私は田舎暮らしです。最近、家の近くのラーメン屋が列を作っています。都会からの道路が整備されたことで県外ナンバーの車が目立ちます。私の今後を心配する妻が、「あなたも引退後はラーメン屋をすれば。でもいくら儲かるのかしら?」と言う。飲食店の難しさと、いつまで働かすつもりなのかと内心思いながら、あのラーメン屋の広さからすると席数、回転数、客単価、営業時間、曜日や季節を考慮するとだいたい月にこれくらい売り上げて原価を引くと…と言うと、文系の妻が怪訝そうな顔で「どうしていつも数字に換算するの。理系の悪い癖」と言う。いや、単に質問に答えようとしただけなのにと思いながら苦笑い。そうか妻からすれば思考プロセスは必要なく答えが知りたかっただけか。反省です。

ところで「フェルミ推定」をご存知でしょうか。論理的思考を試すのに良いとされています。随分前アメリカの大手IT企業が入社試験に取り入れたことや、地頭という言葉とともに話題になった記憶があります。
フェルミ推定とは、とらえどころのない量を幾つかの手がかりから論理的に推論し概算することです。由来は物理学者のエリンコ・フェルミ氏が、核実験の映像からその威力を推定したことからきています。通常は突拍子も無い数字の推定なため、クイズのようにも感じます。例えば「アメリカのシカゴには何人のピアノ調律師がいるか?」等です。
ニュアンスは異なりますが、公務員試験に用いられる数的処理も論理的思考を測る物差しと言えるでしょう。例えば「9枚のコインがある。そのうち1枚だけ偽物。偽物は本物のコインより軽い。天秤を用いて最低何回で偽物を見つけることができるか」等です。答えは最後に書きますのでもしよろしければ考えてみてください。

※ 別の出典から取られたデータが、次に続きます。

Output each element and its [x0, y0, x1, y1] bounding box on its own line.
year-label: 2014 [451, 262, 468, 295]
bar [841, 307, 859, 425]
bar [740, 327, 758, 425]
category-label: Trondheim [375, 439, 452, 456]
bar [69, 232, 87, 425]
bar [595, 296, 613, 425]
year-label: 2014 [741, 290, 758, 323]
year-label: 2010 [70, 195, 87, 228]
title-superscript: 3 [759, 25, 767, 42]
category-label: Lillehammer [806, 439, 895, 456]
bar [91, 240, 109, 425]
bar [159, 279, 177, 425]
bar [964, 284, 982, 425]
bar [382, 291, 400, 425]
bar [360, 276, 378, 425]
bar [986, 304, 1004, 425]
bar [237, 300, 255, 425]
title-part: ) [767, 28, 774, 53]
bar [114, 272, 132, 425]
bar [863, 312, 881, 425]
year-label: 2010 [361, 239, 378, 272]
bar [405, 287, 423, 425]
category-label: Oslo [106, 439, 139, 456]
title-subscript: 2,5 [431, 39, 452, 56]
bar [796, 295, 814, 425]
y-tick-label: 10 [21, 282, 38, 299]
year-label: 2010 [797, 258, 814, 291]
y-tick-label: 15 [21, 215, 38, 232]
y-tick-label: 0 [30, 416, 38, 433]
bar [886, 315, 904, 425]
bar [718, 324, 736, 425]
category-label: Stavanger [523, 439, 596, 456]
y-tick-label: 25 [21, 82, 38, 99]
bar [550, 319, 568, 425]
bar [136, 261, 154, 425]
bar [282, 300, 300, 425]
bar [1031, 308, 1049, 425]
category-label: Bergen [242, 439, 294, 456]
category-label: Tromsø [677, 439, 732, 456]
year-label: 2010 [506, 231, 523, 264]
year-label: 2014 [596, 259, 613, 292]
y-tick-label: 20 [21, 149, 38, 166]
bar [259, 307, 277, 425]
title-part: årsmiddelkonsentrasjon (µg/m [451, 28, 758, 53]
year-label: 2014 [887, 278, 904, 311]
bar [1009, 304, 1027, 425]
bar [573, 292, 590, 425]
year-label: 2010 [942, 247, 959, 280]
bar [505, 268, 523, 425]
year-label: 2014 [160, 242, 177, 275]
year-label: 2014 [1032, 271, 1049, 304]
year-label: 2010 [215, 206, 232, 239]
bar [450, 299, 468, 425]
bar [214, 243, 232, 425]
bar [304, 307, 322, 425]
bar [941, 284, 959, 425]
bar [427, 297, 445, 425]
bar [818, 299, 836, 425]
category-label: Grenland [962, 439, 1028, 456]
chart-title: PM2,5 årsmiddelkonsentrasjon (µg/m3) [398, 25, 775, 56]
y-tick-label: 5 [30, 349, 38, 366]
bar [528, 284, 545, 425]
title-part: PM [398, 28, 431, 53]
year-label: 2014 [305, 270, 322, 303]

では、論理的思考がなぜ重要なのでしょう。ビジネスでも何でも判断する場面がたくさんあります。「判断」とは、「分からない時にする行為」とも言えると思います。分かっていれば判断や決断は必要ありません。選択すれば良いだけです。この「分からない」をいかに分かるようにするためには推論が必要です。当たり前です。正しく推定するには論理的な推論と、多くの事実で精度を上げなければなりません。間違った判断は、ことによっては一大事です。アメリカが国家レベルで犯した推論からの判断ミスに、イラクの大量破壊兵器の保有疑惑が記憶に新しいでしょう。イラクは大量破壊兵器を保有していませんでした。
推論は人間ならではの能力と考えられます。重要ですが努力しないと身につかないようです。企業が試験でその能力の有無を判定するのもそのためでしょう。もちろん教育も重要で、歴史を遡るとプラトンは推論能力をつけるには数学が重要だと説きました。ラテン語教育も、言語自体は既に使われなくなっていますが、その難解さと体系から他の言語の習得がしやすくなることと、論理的思考が身につくとされ重要視されています。
ところが、推定には興味深い側面があります。多くの人に同じ問題を推定させた場合、その平均が極めて事実に近いとされています。これは集合知と呼ばれます。詳細は専門家に委ねるとして、大雑把に言うと、推論する人が多く居れば正確な数字を知っている人もいたり、間違いが相殺されたりします。
昨今のビッグデータとコンピュータ技術がこの集合知の役割を果たしはじめています。推定の精度が判断をともなわない選択まで上げられるのならコンピュータで十分です。かえって人間では何らかのバイアスがかかってしまいます。コンピュータに計算させるためのアルゴリズム(手順)とデータがそろったことで、この推定もコンピュータによる計算が可能となりつつあります。特定領域に限れば、既に人間を介せず推定が行われています。例えば東証での株取引の約7割もがコンピュータアルゴリズムによるものだと言われています。また、最近では保険や銀行のレイティング判断も人間に代わって行なってくれます。

当社代表の村上は「判断は人からAIへ」と良く言います。今後人間が面倒だと感じる多くの判断は安価にシステムが行ってくれることでしょう。いや、すでに人間の判断は減っていますよね。だって、コンピュータによるお薦めを選択している時点で、判断ではなく選択になっていますしね。

さて最後に問題です。「日本中でエクボのでる人、何人だ?」答えは……、ゼロ。エクボは、へこみます。お後がよろしいようで。おっと忘れるところでした。先の偽物コイン問題の答えは2回です。ちなみに私は1分以内で回答できました。妻に自慢したところ反応は「あっそ」でした。